A Swiss magistrate has given former Pakistani prime minister Benazir Bhutto and her husband Asif Ali Zardari a six- month suspended sentence and fined them $50,000 each in a corruption case, officials said yesterday.

The magistrate issued the order on July 31 after a five-year inquiry into a case involving allegations that Swiss firm SGS paid millions of dollars in kickbacks to the couple in return for import cargo inspection contract during Benazir's 1993-96 government.

An accountability court in Pakistan convicted the couple in the case in 1999 but two years later the Supreme Court quashed the conviction. The top court ruled that the trial judge was biased and ordered a retrial of Benazir, who has lived in self-imposed exile in London and Dubai since 1998, did not return to Pakistan for the scheduled retrial last year and was convicted of absconding by the accountability court.

The couple's lawyer Farooq Naek confirmed an order pronouncing the suspended sentence and fines had been issued by Swiss inquiry magistrate Devaud and communicated to the Swiss government on Monday.
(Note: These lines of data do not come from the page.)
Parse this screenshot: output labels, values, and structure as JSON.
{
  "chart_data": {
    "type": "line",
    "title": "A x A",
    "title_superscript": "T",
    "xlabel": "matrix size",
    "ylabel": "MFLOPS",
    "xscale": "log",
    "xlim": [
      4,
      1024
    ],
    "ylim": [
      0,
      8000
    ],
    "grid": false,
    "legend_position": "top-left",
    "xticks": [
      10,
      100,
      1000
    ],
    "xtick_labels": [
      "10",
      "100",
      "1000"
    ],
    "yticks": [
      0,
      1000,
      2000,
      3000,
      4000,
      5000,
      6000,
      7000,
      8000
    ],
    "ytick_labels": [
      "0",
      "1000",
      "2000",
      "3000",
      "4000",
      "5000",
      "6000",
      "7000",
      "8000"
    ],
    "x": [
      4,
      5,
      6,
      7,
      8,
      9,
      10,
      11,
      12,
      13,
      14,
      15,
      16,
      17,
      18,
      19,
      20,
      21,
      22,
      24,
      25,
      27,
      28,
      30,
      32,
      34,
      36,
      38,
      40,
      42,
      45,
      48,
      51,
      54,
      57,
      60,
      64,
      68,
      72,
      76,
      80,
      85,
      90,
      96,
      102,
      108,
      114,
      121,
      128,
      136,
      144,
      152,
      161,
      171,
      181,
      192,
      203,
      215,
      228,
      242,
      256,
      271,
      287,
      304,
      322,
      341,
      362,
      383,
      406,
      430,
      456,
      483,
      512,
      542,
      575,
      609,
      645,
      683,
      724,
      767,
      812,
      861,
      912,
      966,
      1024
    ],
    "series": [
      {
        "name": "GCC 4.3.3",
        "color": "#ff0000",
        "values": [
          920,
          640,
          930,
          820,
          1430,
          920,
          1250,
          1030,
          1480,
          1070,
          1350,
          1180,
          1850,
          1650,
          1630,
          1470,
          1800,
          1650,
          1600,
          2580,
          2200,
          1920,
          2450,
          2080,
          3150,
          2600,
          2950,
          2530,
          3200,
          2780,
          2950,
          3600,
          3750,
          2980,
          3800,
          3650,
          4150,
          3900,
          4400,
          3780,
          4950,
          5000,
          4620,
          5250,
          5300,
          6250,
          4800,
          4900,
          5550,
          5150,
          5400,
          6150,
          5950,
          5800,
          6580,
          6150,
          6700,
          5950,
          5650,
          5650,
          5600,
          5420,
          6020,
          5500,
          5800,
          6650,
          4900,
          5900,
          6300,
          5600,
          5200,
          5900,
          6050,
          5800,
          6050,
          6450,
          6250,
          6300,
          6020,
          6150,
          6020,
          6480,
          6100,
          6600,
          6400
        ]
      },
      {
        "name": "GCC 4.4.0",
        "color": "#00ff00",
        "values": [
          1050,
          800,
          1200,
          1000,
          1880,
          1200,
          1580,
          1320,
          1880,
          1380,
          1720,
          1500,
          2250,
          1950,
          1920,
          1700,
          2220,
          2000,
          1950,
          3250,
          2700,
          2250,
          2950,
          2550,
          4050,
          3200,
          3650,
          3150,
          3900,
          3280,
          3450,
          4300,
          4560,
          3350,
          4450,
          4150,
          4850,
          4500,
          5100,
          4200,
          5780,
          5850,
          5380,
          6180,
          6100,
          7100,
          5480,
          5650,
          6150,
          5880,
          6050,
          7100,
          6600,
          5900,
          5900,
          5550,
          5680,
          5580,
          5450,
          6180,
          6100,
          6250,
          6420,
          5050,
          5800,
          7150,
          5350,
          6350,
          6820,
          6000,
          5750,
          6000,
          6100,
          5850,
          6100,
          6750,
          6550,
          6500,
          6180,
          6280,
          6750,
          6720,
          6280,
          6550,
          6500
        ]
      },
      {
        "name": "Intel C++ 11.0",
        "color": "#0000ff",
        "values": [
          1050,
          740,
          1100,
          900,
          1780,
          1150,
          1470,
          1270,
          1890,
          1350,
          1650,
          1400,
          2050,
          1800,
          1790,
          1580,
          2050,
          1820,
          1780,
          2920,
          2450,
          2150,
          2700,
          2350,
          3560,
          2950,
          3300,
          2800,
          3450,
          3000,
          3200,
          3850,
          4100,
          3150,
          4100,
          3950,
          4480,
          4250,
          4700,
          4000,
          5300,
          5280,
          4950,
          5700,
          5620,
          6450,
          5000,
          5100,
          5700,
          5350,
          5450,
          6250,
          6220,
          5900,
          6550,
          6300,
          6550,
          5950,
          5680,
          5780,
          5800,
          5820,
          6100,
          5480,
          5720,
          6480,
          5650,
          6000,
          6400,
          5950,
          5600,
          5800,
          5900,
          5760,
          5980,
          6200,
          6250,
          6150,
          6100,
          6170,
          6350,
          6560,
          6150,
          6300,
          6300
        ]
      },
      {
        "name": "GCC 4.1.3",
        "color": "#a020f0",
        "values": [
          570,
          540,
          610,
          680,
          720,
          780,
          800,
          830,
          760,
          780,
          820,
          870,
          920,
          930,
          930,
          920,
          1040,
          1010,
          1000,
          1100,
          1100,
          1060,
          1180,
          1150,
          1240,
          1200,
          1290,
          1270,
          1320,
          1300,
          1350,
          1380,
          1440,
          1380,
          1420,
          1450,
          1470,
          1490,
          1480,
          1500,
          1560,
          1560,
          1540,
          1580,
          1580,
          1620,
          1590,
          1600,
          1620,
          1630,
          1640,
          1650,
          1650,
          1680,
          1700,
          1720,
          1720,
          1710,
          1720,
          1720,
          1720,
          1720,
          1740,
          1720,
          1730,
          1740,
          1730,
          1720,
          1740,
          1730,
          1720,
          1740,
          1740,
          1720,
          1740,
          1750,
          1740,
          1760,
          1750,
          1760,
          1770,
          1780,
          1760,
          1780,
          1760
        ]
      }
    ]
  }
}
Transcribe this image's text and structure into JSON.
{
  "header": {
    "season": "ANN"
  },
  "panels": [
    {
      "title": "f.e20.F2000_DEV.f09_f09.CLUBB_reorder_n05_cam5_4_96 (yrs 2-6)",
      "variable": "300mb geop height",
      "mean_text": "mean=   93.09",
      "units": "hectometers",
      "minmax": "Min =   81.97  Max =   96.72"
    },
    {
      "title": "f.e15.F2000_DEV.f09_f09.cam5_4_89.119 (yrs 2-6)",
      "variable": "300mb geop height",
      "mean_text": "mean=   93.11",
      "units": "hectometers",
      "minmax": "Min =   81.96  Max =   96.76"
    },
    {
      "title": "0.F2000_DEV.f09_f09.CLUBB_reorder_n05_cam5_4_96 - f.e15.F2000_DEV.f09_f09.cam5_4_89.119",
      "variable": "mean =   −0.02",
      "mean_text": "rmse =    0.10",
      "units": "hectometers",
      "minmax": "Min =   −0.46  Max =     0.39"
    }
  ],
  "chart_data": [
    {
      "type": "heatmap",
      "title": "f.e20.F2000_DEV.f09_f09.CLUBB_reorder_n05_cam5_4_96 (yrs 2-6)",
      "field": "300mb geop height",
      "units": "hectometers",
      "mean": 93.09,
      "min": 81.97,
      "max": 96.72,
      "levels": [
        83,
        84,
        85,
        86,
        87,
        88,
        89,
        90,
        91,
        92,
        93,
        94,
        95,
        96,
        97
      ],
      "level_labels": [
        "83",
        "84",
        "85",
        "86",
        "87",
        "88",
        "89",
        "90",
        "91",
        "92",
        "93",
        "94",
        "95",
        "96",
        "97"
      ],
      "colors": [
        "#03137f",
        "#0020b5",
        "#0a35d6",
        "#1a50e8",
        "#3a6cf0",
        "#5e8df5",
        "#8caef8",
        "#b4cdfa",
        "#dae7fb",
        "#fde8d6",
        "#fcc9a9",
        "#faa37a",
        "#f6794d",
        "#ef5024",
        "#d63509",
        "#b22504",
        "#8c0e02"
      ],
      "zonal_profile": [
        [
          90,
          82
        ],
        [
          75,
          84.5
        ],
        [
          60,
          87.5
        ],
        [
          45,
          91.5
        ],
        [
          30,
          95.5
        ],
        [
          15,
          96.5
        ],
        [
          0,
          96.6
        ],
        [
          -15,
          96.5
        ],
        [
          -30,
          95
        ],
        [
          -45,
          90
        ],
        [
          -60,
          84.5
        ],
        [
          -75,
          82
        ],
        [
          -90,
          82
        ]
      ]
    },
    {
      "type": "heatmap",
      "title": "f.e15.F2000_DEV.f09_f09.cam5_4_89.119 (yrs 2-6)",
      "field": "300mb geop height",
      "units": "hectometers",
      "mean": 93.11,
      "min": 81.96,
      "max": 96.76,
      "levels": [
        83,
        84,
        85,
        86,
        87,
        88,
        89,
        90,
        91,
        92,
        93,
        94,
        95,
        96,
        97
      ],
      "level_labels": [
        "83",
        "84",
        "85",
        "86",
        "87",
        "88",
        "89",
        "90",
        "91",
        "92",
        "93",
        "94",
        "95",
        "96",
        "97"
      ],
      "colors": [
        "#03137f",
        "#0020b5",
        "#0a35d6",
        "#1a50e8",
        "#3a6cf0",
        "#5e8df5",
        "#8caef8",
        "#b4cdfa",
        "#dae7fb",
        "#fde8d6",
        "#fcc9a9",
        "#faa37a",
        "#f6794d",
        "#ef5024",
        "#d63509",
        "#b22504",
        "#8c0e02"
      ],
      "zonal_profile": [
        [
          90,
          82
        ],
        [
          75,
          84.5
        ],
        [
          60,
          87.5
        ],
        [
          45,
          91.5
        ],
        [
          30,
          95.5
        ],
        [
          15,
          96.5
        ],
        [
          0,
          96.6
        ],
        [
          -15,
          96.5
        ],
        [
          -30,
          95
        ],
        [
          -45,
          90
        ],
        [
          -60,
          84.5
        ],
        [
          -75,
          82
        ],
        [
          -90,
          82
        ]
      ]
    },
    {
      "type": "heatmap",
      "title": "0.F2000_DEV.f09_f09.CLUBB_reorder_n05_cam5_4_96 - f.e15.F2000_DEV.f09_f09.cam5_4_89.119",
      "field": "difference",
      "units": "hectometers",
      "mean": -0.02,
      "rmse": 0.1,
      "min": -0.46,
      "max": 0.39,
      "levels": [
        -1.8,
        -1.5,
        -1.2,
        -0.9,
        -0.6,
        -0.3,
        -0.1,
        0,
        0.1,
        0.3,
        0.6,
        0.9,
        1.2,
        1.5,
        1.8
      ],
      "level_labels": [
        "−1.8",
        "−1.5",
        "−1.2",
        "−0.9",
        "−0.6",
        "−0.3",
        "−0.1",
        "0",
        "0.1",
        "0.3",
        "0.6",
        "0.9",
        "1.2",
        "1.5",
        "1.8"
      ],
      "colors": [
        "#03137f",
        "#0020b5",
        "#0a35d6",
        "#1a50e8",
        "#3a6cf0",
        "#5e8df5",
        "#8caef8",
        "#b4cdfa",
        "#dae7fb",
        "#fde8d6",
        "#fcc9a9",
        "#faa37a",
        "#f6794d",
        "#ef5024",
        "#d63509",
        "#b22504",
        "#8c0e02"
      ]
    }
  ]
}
In a statement Naek bitterly flayed the order. "The investigation officer's order is illogical, unreasonable, inconsistent with law and is politically motivated."

He said Benazir and Zardari, who is in jail in Pakistan since November 1996, were consulting legal advisors to decide whether to file a representation against the order.

Under the Swiss law, once a representation is filed before the General Attorney, the order of the Investigation Officer will be quashed automatically, the lawyer said.

"During all these years that Devaud was supposedly investigating the case and until his last day in office no notices were served either on Benazir or on Senator Zardari even though the latter was in jai and within reach," Naek said.

Naek said while no notices were served on the respondents the Swiss investigation officer however had been in correspondence all the past five years with the Pakistan government, providing "grist to the media trial" of Benazir and Zardari.

The investigation officer should have submitted the file to the Swiss Attorney General but he chose to bypass this procedure and hurriedly announced his order apparently because he was not sure whether the General Attorney would even find the case worth submission to a court, Naek said.

"Under the Swiss law it is the General Attorney who, after satisfying himself that prima facie a case exists, forwards it to a court of law where the trial takes place under normal legal procedure involving notices to the parties and cross examination of witnesses."

He said the investigation officer announced his order without reference to the General Attorney and without serving notices on Benazir and Zardari.

Naek said Benazir's lawyer in Switzerland, Peter Haster, had met the Swiss Federal Attorney General, Carla Ded Ponte, and the latter had "confirmed that Bhutto has no accounts in Swiss banks."

Information Minister Sheikh Rashid Ahmed said the Swiss magistrate's decision was a "historic" one and it "proves beyond doubt that they (Benazir and Zardari) are corrupt," the minister said in remarks released through the official media.

Sheikh Rashid claimed the Swiss inquiry had led to the discovery of 61 new accounts of the former prime minister in foreign banks and Pakistani authorities had started an investigation.